Because not far from the USS Arizona Memorial floats the USS Missouri, a battleship that was decommissioned in 1992 and that holds its own place in history.
While the Pearl Harbor attack precipitated the United States’ entry into World War II, the USS Missouri represents our nation’s victory. Japanese officials in 1945 boarded the ship and signed the surrender papers that officially concluded the conflict.
(As an aside, if you ever get a chance to tour a battleship, take it.)
Defeat and triumph are within sight of each other, bridged by an unfathomable four years that resulted in nearly 300,000 American deaths and a shared national commitment to victory.
“It is my earnest hope, and indeed the hope of all mankind,” Gen. Douglas MacArthur said at the surrender ceremony on the deck of the USS Missouri, “that from this solemn occasion a better world shall emerge out of the blood and carnage of the past, a world founded upon faith and understanding, a world dedicated to the dignity of man and the fulfillment of his most cherished wish for freedom, tolerance and justice.”

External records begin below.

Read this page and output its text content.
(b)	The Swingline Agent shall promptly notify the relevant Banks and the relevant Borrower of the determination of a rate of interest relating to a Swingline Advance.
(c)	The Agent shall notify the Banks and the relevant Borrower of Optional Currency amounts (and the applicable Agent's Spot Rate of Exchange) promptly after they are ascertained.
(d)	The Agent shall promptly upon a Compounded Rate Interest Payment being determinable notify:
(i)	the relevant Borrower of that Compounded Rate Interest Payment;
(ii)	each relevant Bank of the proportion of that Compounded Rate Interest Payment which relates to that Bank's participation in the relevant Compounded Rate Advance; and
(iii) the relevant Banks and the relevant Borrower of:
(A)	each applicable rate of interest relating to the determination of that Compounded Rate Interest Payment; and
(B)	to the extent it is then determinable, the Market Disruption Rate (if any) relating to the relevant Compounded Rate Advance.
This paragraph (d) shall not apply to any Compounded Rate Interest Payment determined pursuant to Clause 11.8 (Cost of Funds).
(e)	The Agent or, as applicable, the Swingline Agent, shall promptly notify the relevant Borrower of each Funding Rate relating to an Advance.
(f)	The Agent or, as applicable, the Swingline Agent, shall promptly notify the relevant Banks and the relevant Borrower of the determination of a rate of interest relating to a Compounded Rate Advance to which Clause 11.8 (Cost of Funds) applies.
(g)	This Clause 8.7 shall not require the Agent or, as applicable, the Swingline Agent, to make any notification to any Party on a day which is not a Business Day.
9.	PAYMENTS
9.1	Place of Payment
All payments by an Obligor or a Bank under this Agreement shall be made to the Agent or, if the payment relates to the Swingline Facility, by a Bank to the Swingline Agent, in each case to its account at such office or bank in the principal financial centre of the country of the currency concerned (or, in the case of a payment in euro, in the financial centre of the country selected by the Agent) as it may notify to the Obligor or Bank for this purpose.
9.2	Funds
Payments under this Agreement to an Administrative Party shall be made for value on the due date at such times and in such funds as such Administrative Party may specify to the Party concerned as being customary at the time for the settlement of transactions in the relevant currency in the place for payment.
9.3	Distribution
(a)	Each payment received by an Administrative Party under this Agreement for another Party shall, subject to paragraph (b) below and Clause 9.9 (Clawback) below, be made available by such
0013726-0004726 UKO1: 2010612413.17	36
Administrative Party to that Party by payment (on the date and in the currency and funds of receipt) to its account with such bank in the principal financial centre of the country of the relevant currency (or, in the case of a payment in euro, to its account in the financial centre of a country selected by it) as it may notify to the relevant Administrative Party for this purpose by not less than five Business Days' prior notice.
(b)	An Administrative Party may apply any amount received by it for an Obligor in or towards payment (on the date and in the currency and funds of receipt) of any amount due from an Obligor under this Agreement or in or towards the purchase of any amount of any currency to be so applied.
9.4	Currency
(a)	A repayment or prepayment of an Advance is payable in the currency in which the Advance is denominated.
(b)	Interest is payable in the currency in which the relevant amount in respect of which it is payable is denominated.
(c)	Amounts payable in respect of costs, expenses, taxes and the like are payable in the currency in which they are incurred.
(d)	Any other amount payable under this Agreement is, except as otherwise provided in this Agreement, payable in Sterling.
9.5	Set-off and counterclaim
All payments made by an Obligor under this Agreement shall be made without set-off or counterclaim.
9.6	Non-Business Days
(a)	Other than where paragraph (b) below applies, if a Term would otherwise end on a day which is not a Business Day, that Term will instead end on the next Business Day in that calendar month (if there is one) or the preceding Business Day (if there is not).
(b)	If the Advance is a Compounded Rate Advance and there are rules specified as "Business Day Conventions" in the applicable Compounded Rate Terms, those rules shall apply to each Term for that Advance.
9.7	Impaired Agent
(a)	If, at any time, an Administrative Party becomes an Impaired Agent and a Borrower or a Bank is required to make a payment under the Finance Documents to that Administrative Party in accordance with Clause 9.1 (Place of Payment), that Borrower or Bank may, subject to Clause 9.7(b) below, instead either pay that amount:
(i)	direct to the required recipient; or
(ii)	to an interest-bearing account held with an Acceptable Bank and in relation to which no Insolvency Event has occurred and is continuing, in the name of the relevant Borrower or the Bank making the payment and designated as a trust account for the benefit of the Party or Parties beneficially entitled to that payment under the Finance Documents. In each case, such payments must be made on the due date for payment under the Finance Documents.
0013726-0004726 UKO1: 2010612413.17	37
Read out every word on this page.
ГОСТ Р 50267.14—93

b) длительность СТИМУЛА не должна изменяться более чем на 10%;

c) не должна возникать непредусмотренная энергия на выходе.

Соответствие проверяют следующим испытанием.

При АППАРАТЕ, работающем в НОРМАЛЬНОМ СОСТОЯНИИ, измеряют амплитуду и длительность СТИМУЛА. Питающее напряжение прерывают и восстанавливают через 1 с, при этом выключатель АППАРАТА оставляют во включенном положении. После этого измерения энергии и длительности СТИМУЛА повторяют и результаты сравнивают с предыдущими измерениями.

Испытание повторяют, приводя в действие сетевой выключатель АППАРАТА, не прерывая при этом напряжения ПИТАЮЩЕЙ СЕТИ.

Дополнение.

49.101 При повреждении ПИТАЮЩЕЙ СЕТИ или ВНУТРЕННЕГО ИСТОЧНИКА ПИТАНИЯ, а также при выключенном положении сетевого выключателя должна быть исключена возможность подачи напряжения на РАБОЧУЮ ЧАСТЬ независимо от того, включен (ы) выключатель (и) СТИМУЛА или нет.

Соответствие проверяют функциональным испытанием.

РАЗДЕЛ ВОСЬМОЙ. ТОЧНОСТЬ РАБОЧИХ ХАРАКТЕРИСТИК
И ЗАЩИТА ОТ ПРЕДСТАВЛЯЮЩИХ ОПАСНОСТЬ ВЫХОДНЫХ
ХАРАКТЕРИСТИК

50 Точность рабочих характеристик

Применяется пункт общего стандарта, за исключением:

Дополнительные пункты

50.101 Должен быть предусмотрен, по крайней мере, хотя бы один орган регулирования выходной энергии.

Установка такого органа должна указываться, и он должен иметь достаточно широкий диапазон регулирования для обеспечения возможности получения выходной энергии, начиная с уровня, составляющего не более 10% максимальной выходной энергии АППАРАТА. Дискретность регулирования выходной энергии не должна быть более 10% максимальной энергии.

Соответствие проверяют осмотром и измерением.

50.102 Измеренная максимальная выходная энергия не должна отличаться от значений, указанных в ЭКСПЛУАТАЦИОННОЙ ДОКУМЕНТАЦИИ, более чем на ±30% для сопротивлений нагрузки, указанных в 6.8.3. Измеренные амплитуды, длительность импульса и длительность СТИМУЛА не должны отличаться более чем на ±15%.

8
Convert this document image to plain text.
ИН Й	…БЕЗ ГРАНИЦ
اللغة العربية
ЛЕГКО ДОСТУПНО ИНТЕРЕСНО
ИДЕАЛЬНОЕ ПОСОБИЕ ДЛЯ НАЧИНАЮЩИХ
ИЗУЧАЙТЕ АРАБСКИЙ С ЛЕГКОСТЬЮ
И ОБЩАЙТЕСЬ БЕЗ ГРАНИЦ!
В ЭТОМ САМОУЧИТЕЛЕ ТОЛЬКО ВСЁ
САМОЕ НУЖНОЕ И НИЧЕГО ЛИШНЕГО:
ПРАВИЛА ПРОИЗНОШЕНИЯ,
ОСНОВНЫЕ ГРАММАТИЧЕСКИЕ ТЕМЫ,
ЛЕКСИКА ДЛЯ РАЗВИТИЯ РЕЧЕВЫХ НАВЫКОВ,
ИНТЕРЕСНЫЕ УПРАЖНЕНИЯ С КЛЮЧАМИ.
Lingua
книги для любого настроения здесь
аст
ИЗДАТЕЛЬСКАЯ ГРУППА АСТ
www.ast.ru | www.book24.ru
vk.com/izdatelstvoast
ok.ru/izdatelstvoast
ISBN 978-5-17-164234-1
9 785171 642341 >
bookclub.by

It is an interesting missive from a man who just a few years later really, really wanted to drop atomic bombs on North Korea and China. Yet it remains a profound declaration of the hope that followed the defeat of fascism and imperialism in World War II, a time when the United States suddenly, if briefly, found itself as the world’s only superpower.
We still are waiting for the realization of the hope MacArthur articulated. Goodness knows, tolerance and justice seem to be in short supply today. And in the intervening years, this nation has engaged only in fruitless wars of questionable morality.
But World War II stands as a shining example of American ingenuity, unity, resolve, skill and, indeed, power. Personally, I think we should tap into those traits to combat climate change. In World War II, the chaos and malaise of the Great Depression coalesced into the boldness and courage required to win the war; perhaps the malaise of current times will morph into what is necessary to battle climate change. But that is a discussion for another time.
For now, the focus is on Pearl Harbor and the 80th anniversary of an attack that transformed the world. It is an interesting anniversary, a remembrance of a defeat that presaged a future victory. And even for those of us far too young to remember or fully understand the occasion, it remains a remarkable moment in American history.